Яшин уходит из семьи; и для семьи и, особенно, для взрослеющих детей – это было таким неожиданным предательством, что его старший сын Александр застрелился. После этого вся эта окололитературная публика стала смотреть на Веронику Тушнову соответствующими глазами, а та – хорохорилась, и храбрилась, и говорила, что я, мол, не боюсь.

В 1962 году у Вероники Тушновой открылся рак, и в 1962 году она выпевает свою лебединую песню, которую назвала “Сто часов счастья”; в 1964 году умерла. Яшин в “Литературке” поместил очерк “Памяти друга”, а в 1968 году и сам умер. Жена и дети Яшина похоронили его в Вологодской земле. (Младший сын Яшина Михаил женился на русской эмигрантке второго поколения и переехал в Париж).

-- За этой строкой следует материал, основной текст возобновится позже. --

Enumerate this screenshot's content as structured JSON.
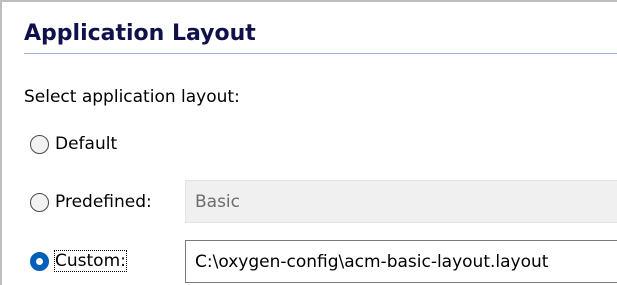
{
  "section": {
    "title": "Application Layout"
  },
  "prompt": "Select application layout:",
  "options": {
    "default": {
      "label": "Default",
      "checked": false
    },
    "predefined": {
      "label": "Predefined:",
      "checked": false,
      "value": "Basic"
    },
    "custom": {
      "label": "Custom:",
      "checked": true,
      "value": "C:\\oxygen-config\\acm-basic-layout.layout"
    }
  },
  "colors": {
    "title": "#10104a",
    "accent": "#005fb8",
    "rule": "#9eb6d6"
  }
}
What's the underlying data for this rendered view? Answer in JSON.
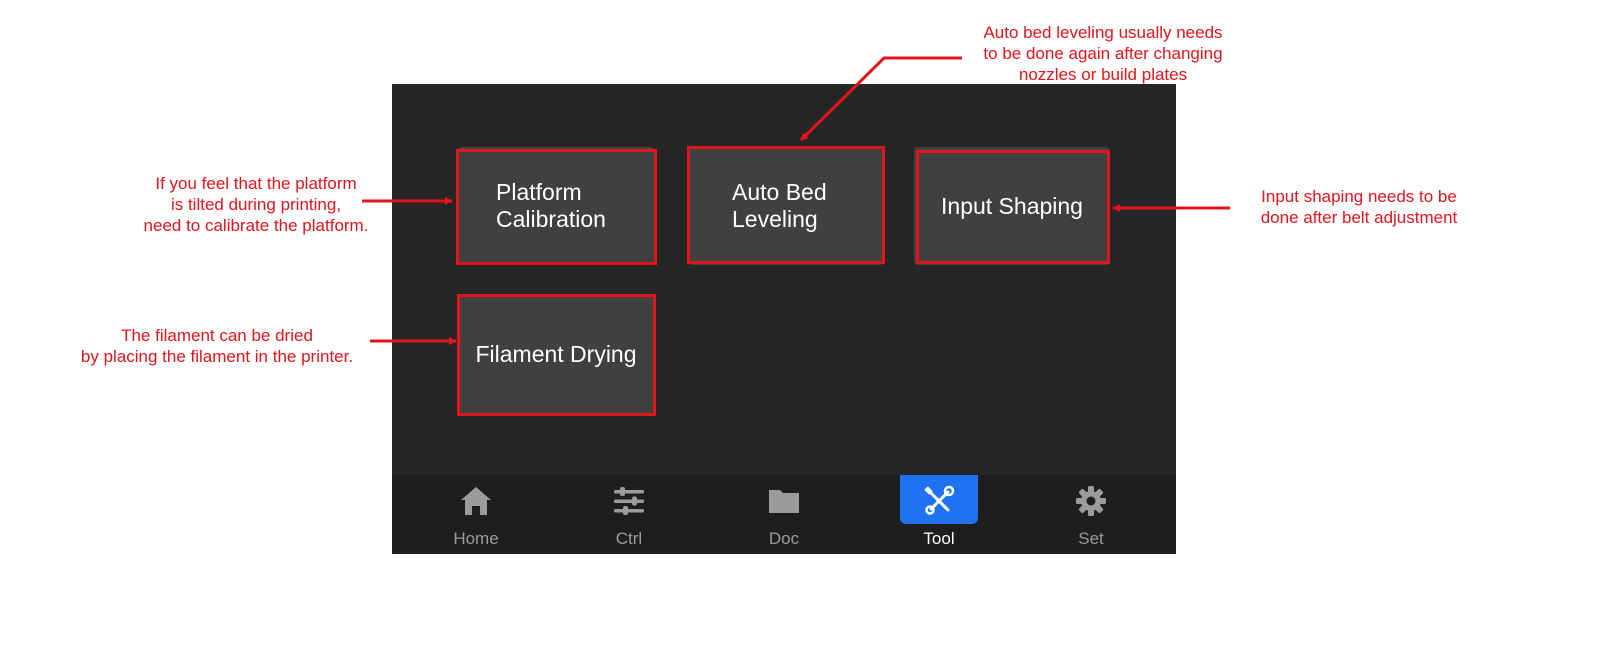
{
  "tools": {
    "platform_calibration": [
      "Platform",
      "Calibration"
    ],
    "auto_bed_leveling": [
      "Auto Bed",
      "Leveling"
    ],
    "input_shaping": "Input Shaping",
    "filament_drying": "Filament Drying"
  },
  "nav": {
    "home": "Home",
    "ctrl": "Ctrl",
    "doc": "Doc",
    "tool": "Tool",
    "set": "Set",
    "active": "tool"
  },
  "annotations": {
    "platform": [
      "If you feel that the platform",
      "is tilted during printing,",
      "need to calibrate the platform."
    ],
    "filament": [
      "The filament can be dried",
      "by placing the filament in the printer."
    ],
    "bed": [
      "Auto bed leveling usually needs",
      "to be done again after changing",
      "nozzles or build plates"
    ],
    "shaping": [
      "Input shaping needs to be",
      "done after belt adjustment"
    ]
  },
  "colors": {
    "background": "#262626",
    "tile": "#404040",
    "accent": "#1f73f0",
    "annotation": "#e3141c"
  },
  "icons": {
    "home": "home-icon",
    "ctrl": "sliders-icon",
    "doc": "folder-icon",
    "tool": "tools-icon",
    "set": "gear-icon"
  }
}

Если уж и заканчивать этот период, то лучше вспомнить известные строки Ольги Берггольц:

Нет, не из книжек наших скудных -

Подобья нищенской сумы -

Узнаете о том, как трудно,

Как невозможно жили мы.

Но если жгучего страданья

Дойдёт до вас холодный дым,

Так что ж! Почтите нас молчаньем,

Как мы, встречали вас, молчим.

Действительно, в этом загробном мире им досталось молчать. И этот холодный дым жгучего страданья – он ведь ещё и дым кремации, потому что не всякий в это время сподоблялся лечь в землю.